ARTIST STATEMENT
My creative process utilizes methods and values from postmodern dance, experimental music/noise, performance art, and social practice.
As a solo performer, I create emotionally jarring juxtapositions of text, experimental voice work, and somatics-based movement practices. I dive into ethical quandaries and critical dialogue about complex social histories at play in a given performance space. I often respond directly to the history of a theater, its location, or the social milieu of its audiences. I seek to trouble and uncover what is unsaid and untouched, but often shared and understood.
I also dive into my family history—a blend of heritage from Germany, East Texas, Armenia, and Lebanon—to ask critical questions about ancestry, migration, and social privilege. My sense of self is carved out by multiplicities that do not synthesize: I am the descendant of both refugees and conquerors, blue-collar criminals and community educators; I experience white privilege as well as the challenges of being first-generation and working-class. This social positioning fuels the personal and collective scrutiny and healing that are central to my work.

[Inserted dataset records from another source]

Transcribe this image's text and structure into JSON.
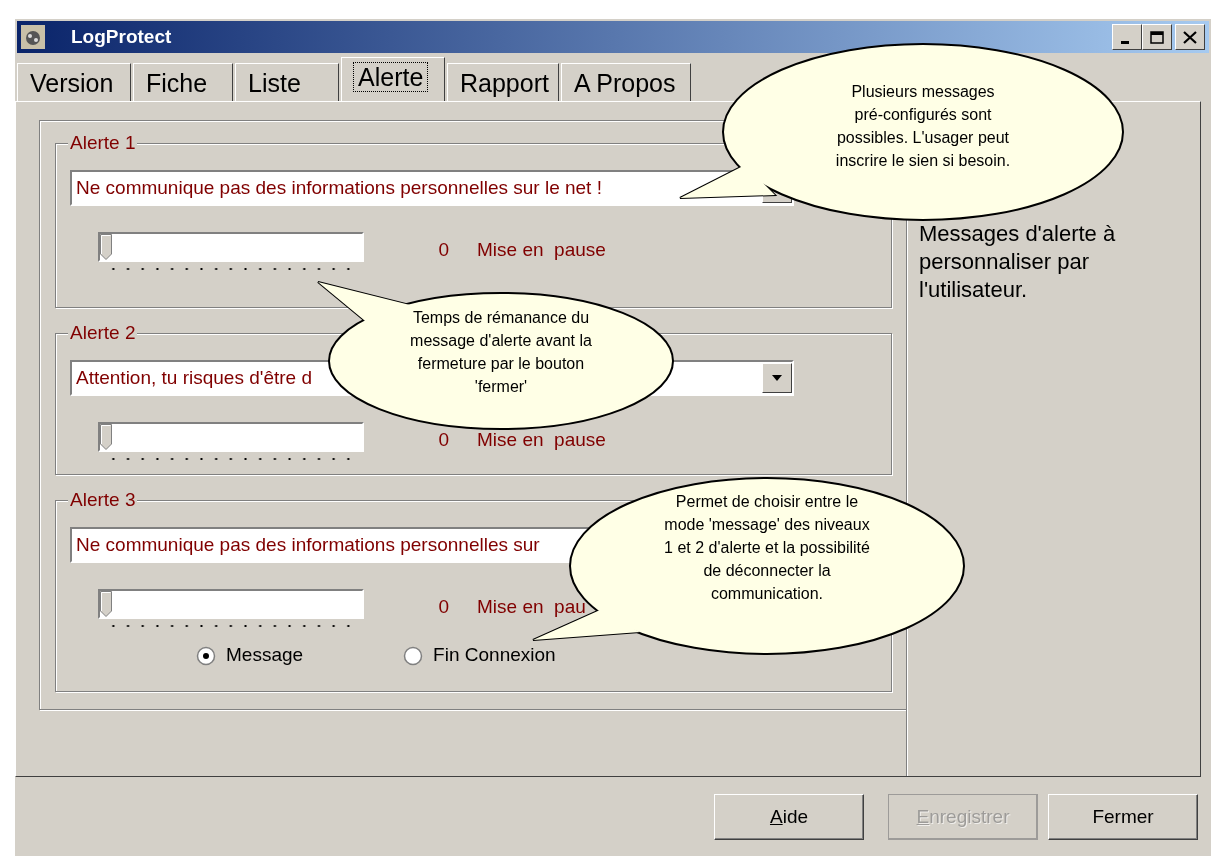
{
  "window": {
    "title": "LogProtect"
  },
  "tabs": [
    {
      "label": "Version",
      "selected": false
    },
    {
      "label": "Fiche",
      "selected": false
    },
    {
      "label": "Liste",
      "selected": false
    },
    {
      "label": "Alerte",
      "selected": true
    },
    {
      "label": "Rapport",
      "selected": false
    },
    {
      "label": "A Propos",
      "selected": false
    }
  ],
  "alerts": [
    {
      "title": "Alerte 1",
      "message": "Ne communique pas des informations personnelles sur le net !",
      "level": 0,
      "reading": "0",
      "status": "Mise en  pause",
      "dropdown_button": true
    },
    {
      "title": "Alerte 2",
      "message": "Attention, tu risques d'être d",
      "level": 0,
      "reading": "0",
      "status": "Mise en  pause",
      "dropdown_button": true
    },
    {
      "title": "Alerte 3",
      "message": "Ne communique pas des informations personnelles sur",
      "level": 0,
      "reading": "0",
      "status": "Mise en  pau",
      "dropdown_button": false,
      "modes": [
        {
          "label": "Message",
          "selected": true
        },
        {
          "label": "Fin Connexion",
          "selected": false
        }
      ]
    }
  ],
  "side_note": "Messages d'alerte à personnaliser par l'utilisateur.",
  "callouts": [
    {
      "lines": [
        "Plusieurs messages",
        "pré-configurés sont",
        "possibles. L'usager peut",
        "inscrire le sien si besoin."
      ]
    },
    {
      "lines": [
        "Temps de rémanance du",
        "message d'alerte avant la",
        "fermeture par le bouton",
        "'fermer'"
      ]
    },
    {
      "lines": [
        "Permet de choisir entre le",
        "mode 'message' des niveaux",
        "1 et 2 d'alerte et la possibilité",
        "de déconnecter la",
        "communication."
      ]
    }
  ],
  "buttons": [
    {
      "label": "Aide",
      "disabled": false,
      "mnemonic": true
    },
    {
      "label": "Enregistrer",
      "disabled": true,
      "mnemonic": true
    },
    {
      "label": "Fermer",
      "disabled": false,
      "mnemonic": false
    }
  ]
}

As I wield difficult truths through humor, I oscillate between charm and desolation. Along the way, I surprise audiences with close interaction and spontaneous collaboration, as a means of highlighting every interstitial tension present. I invite them to recognize the fraught and difficult through the familiar and intimate; I utilize irony as an entry point to the vulnerable and sincere. By enabling these multiple dimensions of felt experience at once, I destabilize myself and my audiences, and embrace the unknown and unplanned emotional and social aspects of performance.
As a workshop teacher, collective facilitator, and installation artist, I translate those explorations into meditative work with body and voice that foments openness and play. Then, I encourage participants to ask questions about their identities and histories, through improvisational physical practice, reading, writing, and discussion. I place equal value on all of these practices, and the range of responses from participants, whose agency I encourage. Rule-breaking, risk, and intentional subterfuge are all available and applauded tactics.